The reality is that any event or topic can be ripe for your own Clubhouse, putting the spotlight on your company at the perfect time. Events will be an obvious opportunity for Clubhouse conversations that position your experts as thought leaders in your respective field. But beyond that, brands won’t need the excuse of an industry event to put on conversations on world changing topics. All they’ll need is their experts, flip on the switch to open a Clubhouse room, and boom, it’s time to talk to your audience, live.

But the larger story is that brands need to take audio communications seriously. Places like Clubhouse are where the next thought leaders will be born. It’s where the most important conversations in your industry will happen.
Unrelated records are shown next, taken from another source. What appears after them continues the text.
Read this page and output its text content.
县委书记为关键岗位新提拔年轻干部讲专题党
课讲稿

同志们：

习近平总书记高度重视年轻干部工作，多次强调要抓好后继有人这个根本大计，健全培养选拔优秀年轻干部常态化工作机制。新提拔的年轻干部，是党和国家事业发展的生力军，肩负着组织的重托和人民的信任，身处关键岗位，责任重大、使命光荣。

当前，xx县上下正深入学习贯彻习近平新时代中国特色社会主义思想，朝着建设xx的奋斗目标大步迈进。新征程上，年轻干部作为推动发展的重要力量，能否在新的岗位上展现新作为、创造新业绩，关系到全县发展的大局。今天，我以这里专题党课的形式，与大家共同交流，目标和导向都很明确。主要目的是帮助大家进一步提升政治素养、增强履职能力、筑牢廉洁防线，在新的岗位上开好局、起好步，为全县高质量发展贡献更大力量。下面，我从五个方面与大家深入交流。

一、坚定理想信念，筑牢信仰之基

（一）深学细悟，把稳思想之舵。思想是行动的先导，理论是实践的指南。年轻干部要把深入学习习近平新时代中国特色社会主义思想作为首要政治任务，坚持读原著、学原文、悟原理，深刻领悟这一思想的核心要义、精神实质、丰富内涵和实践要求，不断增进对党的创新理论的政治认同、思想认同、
It’s the place not only where you’ll want your company to be, but be leading.

Maybe your company might not have an audio communications strategy in place, or maybe it’s time to retune it. The good news is that it’s not too late to have one, and to have it make an impact. The podcast industry is still growing, and Clubhouse is just in its infancy and offers a rare opportunity to get in early. That’s often the best time to join in, when users are still trying to figure this thing out!

In other words, don’t be afraid to join in on the conversations happening here. Whether it be webinars, podcasts, Clubhouse, and what’s to come tomorrow, there is no shortage of ways to engage and build your brand in the audio realm. Otherwise, you may risk getting left out of the club.